Leaders from the top business schools talk with AACSB about the importance of lifelong learning in an aging workforce. Education isn't limited by age anymore.
María Paola Podestá Correa: [0:05] Aging forces are a reality today. The business schools and companies need to work together. It's a must. I would say, in the past and traditionally, business schools were somewhat disconnected from industry age wise. We did have a very definite age group that we were targeting.
[0:35] For example, undergrad students were students from 18 to 22, 23 years of age, whereas graduate students would be around 40. Other than that, we were not targeting other age groups. Technology, the environment, all the issues that are important to society today have conveyed messages, very powerful messages, to all age groups.
[1:02] Today, we have relevant knowledge in every age group and relevant knowledge that is relevant to companies.

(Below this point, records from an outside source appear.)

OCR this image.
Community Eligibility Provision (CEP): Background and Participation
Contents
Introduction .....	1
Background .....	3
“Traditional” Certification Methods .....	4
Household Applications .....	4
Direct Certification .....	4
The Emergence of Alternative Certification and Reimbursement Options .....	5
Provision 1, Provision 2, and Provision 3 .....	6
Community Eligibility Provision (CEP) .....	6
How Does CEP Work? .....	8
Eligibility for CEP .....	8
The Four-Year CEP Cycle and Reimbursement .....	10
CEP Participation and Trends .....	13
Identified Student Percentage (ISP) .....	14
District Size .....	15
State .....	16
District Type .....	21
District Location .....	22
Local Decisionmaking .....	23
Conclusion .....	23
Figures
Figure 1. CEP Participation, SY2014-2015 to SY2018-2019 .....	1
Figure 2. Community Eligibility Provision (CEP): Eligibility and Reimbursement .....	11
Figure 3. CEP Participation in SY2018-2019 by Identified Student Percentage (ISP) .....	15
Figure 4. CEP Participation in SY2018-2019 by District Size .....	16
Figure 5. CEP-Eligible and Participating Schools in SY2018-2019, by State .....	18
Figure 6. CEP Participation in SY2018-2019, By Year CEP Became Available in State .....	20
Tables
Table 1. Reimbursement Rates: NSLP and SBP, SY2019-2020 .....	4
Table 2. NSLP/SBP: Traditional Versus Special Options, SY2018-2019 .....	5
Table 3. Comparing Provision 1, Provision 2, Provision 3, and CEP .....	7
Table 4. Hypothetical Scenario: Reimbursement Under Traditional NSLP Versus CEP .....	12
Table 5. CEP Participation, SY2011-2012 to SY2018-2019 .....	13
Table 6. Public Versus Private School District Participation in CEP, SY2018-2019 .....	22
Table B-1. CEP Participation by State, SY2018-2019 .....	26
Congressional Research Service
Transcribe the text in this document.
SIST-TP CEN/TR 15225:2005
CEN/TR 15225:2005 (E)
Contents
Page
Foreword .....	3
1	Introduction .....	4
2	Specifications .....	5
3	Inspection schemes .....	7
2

Business schools have a very important role in summoning those different age groups, no matter where they are, no matter what their age is, to make them fall in love with knowledge again and to make them understand their role and their contribution to industry.
Lynda Gratton: [1:27] As technology changes, as we live longer, we have to have lifelong learning. Business schools can play a key role there. To do that, they have to overcome some barriers and also make some choices.
[1:40] One barrier is the idea that a student comes in a certain age group. We have to be age agnostic and really celebrate different ages. The second is that it's not always possible to reach out to corporations. It's crucial that business schools also work with corporations to understand the sort of jobs that are going to be important and also understand the skills that are going to be absolutely crucial.
[2:04] I'm a huge supporter of cross age working. We have so much to learn from each other. The young can really help the older people in their team or in their university understand how to use social media to build a reputation, really, how to keep up with the current trends.
[2:25] What older people can also teach the young is how to manage your life, how to keep calm under stress and, really, how to see the bigger picture.
Wendy Loretto: [2:35] At the moment, what we are seeing is a silence and not a recognition that, actually, people do have different needs, attitudes, motivations, contributions that they can make at different stages of their lives.
[2:47] At the moment, we see a silence post midlife or mid career, where there's an assumed decline from a peak into retirement. Actually, what we have as a real opportunity is not allow that decline to happen but to keep people vital, to keep them reskilled, to keep people motivated into longer terms if they want to. It's not going to be right for everybody.
[3:12] There's certainly, at the moment, a failure to recognize the contributions that people can make at mid and later life life stages.
Filmed April 2019 at AACSB's International Conference and Annual Meeting (ICAM) in Edinburgh, Scotland.